Q&A with Zohar Gilad of Precise Software
|
VSM: How does cloud computing require different strategies for monitoring, troubleshooting and risk management? |
ZG: Cloud and virtualization technologies introduce new challenges to IT management on a number of fronts. First, there is competition for shared resources, such as CPU, memory, and particularly storage access, which creates new performance bottlenecks. Second, due to the dynamic nature of most cloud environments, bottlenecks are both harder to predict and harder to isolate. Third, there is still a lack of best practices and industry experience, as relates to the overhead and scalability of hypervisors, effective memory management, and the impact of choice of CPU families, among other areas.
This all creates a “perfect storm” for data center and application owners, if they are not vigilant. IT needs to adjust the way it monitors and troubleshoots applications in the cloud to track actual production transactions and the guest and host servers, to gain an integrated and complete performance picture.
|
VSM: What do CIOs and other IT managers worry about most when it comes to moving applications and services to the cloud? What affects users most and how? |
ZG: The analyst firm IDC asked exactly the same question in a recent survey. “Data security” was the top concern (for both public and private cloud), followed closely by “application performance” and “application availability” as the second and third concern. This explains why many IT departments have only deployed non-production or non-mission-critical apps to the cloud, so far. But that is changing.
|
VSM: Are enterprises doing anything specific today to mitigate their risk in the cloud? |
ZG: Not enough. Due to the immense pressure to cut costs, many IT shops move to the cloud quickly, and later realize the risks when they are already midway through a project. A common misconception is that “guaranteed SLAs” by a cloud or hosting vendor will mitigate risk. This premise is flawed for two reasons:
- Most SLAs are simple “server metrics” (such as “CPU utilization”, or “buffer hit ratio”) which don’t say anything about the actual business transaction performance. Too often all server metrics look "green”, yet the business is choking from transaction bottlenecks.
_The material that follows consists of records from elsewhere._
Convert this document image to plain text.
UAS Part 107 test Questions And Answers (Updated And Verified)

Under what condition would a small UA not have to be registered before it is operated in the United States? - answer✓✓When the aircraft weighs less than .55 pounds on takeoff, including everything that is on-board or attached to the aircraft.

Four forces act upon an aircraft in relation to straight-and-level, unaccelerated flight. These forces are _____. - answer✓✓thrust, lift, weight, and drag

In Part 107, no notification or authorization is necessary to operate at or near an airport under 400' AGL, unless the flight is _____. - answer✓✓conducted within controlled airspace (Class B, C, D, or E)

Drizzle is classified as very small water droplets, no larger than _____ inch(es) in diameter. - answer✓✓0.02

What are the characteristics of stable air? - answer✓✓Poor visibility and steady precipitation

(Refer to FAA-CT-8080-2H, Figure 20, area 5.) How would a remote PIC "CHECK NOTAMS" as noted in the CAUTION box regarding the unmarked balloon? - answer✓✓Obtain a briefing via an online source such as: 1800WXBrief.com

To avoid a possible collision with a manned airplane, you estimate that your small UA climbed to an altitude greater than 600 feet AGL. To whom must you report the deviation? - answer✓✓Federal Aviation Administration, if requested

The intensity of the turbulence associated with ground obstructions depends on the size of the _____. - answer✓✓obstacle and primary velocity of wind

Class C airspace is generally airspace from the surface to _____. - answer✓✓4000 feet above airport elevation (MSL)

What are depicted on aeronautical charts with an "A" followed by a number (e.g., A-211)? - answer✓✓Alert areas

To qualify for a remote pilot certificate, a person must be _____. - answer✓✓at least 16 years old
- No matter what cloud providers promise, ultimately it’s the responsibility of corporate IT to keep the business up and running.
|
VSM: Should your strategy be different when you're talking about private versus public cloud infrastructure? |
ZG: Since corporate IT is on the hook to guarantee business SLAs, they must understand what the end-users are experiencing. That applies to both private and public clouds. Of course, for private clouds, there is more direct control. For public clouds, IT needs to leverage its relationship with the cloud provider to ensure they understand the needs for high performance and availability, and can measure and manage accordingly.